Economics

The inconvenient truth about Philip Hammond's budgetary plans

While everyone's worrying about Brexit, the real impact of tuition fees on the public finances is being misreported

March 20, 2019
Chancellor of the Exchequer Philip Hammond delivers his Spring Statement to the House of Commons ©PA
Chancellor of the Exchequer Philip Hammond delivers his Spring Statement to the House of Commons ©PA

Overshadowed by last week’s tumultuous Brexit votes, Philip Hammond had some good news to report in his March 13th spring statement. Provided that Britain does leave the EU in an orderly fashion there will now be a “deal dividend” of close to £27 billion. That handy stash of public money will become available in 2020-21 as the budget deficit falls comfortably below the Treasury’s target for that year. But there is an awkward caveat, which the chancellor failed to mention to MPs. A new way of accounting for student loans in the public finances will wipe out nearly half of his booty.

Galvanised by critical reports from two parliamentary committees, the Office for National Statistics (ONS) is poised to call time on the current flawed way in which student finance is captured in the public accounts. Such are its deficiencies that the Office for Budgetary Responsibility (OBR), which provides independent scrutiny of the public finances, said last year that the method was fostering “fiscal illusions.”

The smoke and mirrors are possible because of the way that student loans are recorded. When a student takes out a loan, the government finances the lending by itself borrowing. That is picked up in the cash-based figures for the stock of public debt. However, the expense in funding students does not show up in the budget deficit—the annual difference between spending and revenue—which is based on accruals (recording as far as possible transactions when the underlying activity occurs rather than when cash changes hands). And it is the budget deficit rather than debt that is the headline fiscal number and the main target measure for the chancellor as he seeks to reduce and eventually eliminate it.

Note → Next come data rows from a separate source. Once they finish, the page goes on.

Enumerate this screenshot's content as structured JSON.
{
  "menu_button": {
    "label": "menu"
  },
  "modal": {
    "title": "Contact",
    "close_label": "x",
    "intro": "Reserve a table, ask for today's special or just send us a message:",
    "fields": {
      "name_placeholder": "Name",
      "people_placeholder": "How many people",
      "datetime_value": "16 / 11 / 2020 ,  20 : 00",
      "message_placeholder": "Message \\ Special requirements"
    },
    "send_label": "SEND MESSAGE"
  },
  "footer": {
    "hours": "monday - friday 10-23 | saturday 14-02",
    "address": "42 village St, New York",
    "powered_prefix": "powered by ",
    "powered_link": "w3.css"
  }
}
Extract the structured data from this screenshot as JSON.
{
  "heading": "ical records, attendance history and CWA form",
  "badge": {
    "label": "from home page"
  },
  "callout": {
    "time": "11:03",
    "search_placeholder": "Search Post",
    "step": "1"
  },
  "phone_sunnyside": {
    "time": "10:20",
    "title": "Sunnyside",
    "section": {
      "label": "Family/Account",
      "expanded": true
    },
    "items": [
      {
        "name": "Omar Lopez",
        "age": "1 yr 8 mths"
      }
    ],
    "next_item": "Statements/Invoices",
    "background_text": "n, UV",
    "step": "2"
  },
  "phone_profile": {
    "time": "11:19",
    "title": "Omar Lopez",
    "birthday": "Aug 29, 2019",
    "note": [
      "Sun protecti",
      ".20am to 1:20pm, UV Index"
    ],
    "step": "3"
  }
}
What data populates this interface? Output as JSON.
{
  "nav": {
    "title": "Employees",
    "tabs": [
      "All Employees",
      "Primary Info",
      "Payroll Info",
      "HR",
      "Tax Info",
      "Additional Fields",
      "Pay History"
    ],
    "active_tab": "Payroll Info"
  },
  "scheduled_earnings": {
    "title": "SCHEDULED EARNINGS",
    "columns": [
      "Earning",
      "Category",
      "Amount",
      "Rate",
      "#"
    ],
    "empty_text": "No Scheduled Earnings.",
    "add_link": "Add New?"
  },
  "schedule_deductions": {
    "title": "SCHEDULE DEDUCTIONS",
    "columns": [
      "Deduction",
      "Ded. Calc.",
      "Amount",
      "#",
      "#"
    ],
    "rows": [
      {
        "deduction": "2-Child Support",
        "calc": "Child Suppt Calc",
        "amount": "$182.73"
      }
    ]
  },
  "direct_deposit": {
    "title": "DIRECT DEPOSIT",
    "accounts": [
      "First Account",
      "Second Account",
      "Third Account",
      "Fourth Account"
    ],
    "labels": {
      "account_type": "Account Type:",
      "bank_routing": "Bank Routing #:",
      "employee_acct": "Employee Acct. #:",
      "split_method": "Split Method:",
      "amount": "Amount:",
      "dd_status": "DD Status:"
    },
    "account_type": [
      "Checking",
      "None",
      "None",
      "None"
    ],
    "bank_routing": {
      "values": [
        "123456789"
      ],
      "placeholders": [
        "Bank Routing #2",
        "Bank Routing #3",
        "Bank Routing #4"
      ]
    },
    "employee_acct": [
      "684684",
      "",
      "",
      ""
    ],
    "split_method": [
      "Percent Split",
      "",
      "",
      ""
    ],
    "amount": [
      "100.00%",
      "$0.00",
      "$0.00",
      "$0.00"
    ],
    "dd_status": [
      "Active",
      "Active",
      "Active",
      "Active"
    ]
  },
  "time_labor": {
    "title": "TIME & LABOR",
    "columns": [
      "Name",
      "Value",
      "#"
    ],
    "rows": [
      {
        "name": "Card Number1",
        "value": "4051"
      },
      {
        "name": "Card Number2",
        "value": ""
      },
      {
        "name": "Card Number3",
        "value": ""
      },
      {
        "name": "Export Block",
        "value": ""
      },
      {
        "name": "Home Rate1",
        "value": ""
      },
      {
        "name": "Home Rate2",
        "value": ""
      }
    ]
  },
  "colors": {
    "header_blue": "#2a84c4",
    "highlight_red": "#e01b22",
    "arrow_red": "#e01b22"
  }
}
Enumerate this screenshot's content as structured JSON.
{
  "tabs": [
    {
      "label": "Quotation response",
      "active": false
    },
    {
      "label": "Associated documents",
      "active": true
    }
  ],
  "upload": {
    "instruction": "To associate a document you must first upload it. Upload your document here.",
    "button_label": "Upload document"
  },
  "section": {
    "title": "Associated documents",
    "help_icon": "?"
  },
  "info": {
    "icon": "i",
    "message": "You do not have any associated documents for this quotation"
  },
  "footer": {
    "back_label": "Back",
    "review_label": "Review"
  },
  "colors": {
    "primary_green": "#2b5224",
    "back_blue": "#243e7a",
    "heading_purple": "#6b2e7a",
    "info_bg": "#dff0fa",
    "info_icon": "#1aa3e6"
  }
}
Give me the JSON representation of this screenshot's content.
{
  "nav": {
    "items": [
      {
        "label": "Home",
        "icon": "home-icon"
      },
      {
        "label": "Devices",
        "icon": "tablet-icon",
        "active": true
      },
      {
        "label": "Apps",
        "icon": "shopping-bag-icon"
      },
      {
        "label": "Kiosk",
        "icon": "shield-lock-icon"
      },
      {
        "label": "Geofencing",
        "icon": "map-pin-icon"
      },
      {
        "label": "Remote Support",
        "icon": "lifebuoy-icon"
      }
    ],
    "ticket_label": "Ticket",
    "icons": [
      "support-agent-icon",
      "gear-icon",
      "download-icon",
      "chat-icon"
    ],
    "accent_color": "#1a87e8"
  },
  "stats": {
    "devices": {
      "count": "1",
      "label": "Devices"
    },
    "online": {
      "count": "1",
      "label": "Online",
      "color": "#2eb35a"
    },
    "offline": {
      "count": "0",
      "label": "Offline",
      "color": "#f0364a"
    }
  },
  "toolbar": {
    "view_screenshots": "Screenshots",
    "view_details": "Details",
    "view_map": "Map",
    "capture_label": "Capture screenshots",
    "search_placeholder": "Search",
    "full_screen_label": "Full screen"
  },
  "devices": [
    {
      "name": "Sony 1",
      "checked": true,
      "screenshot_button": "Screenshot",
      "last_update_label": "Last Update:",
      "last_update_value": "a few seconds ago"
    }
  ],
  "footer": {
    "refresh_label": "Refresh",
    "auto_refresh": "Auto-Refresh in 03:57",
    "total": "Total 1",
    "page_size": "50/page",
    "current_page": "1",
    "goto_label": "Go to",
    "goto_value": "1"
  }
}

The rationale for excluding the expense of providing student loans from the budget deficit is that the transaction is strictly financial: the government borrows to acquire an asset in the form of the loans. But when it comes to the interest charged on the loans, this is included in the budget deficit even though it is not paid but “capitalised,” by increasing the amount that students owe. This notional revenue decreases the budget deficit, further flattering it.

This approach would be appropriate if the government were providing conventional loans. But it is not doing that. Students are liable to repay the loans for 30 years after they have graduated, at which point any outstanding arrears are written off. They make the repayments only if they can afford to do so, by earning more than a threshold that currently stands at £25,000 a year (above which they pay 9 per cent).

The system is in effect a graduate tax paid in full by only a minority, reckoned by the Department for Education to be just 30 per cent of English full-time students starting their courses in 2017-18. As tuition fees have risen to their current cap of  £9,250 a year, the shortfall in the overall system has become large. The OBR estimated last year that the students starting in 2017-18 would eventually repay less than 40 per cent of their total loans and capitalised interest.

Eventually that ugly reality, as opposed to the alluring illusion of student finance, will affect the budget deficit. But that will not occur until the loans and capitalised interest are written off three decades later, when the subsidy is finally recognised. Even more remarkably, the government can dodge that collision with reality altogether by selling tranches of the loan book to the markets. Even though such sales recognise big losses—student loans with an outstanding face value of £3.5 billion were sold in December 2017 for £1.7 billion—the write-offs do not show up in the budget deficit.

The ONS’s reform, due to take effect in September, will strip away the fiscal illusions by acknowledging the reality of student finance: that it combines loans to those who can repay them and grants to those who will be unable to pay back some or all of the debt they have incurred. Crucially, the grants component will be treated as current expenditure when the loans are made rather than when they are written off three decades later. Receipts will be lower to reflect the fact that a lot of interest will in fact never be paid. Altogether, the new approach will add around £12 billion—0.5 per cent of GDP—to the deficit, as currently measured, according to a preliminary estimate from the OBR.

Will it matter as and when the deficit turns out to be bigger than currently reported? Hammond could argue that nothing has substantively changed and retain his full bounty of £27 billion by raising his deficit target for 2020-21 to take account of the adjustment. But in practice the headline numbers mesmerise everyone. The Treasury was happy to countenance a big expansion of university finance when it did nothing to blemish its scorecard in reducing the deficit. It will take a sterner view once the actual costs show up in the budget deficit.

Compared with the sturm und drang of Brexit, the misreporting of the real impact of student loans on the public finances might seem arcane. Tellingly, no MP raised the issue in the truncated debate on the spring statement. Yet the sorry saga matters. Whatever the original case for student loans in supporting universities and extending participation in higher education, the fiscal figures should faithfully reflect their genuine impact on the public finances rather than providing a distorted mirror.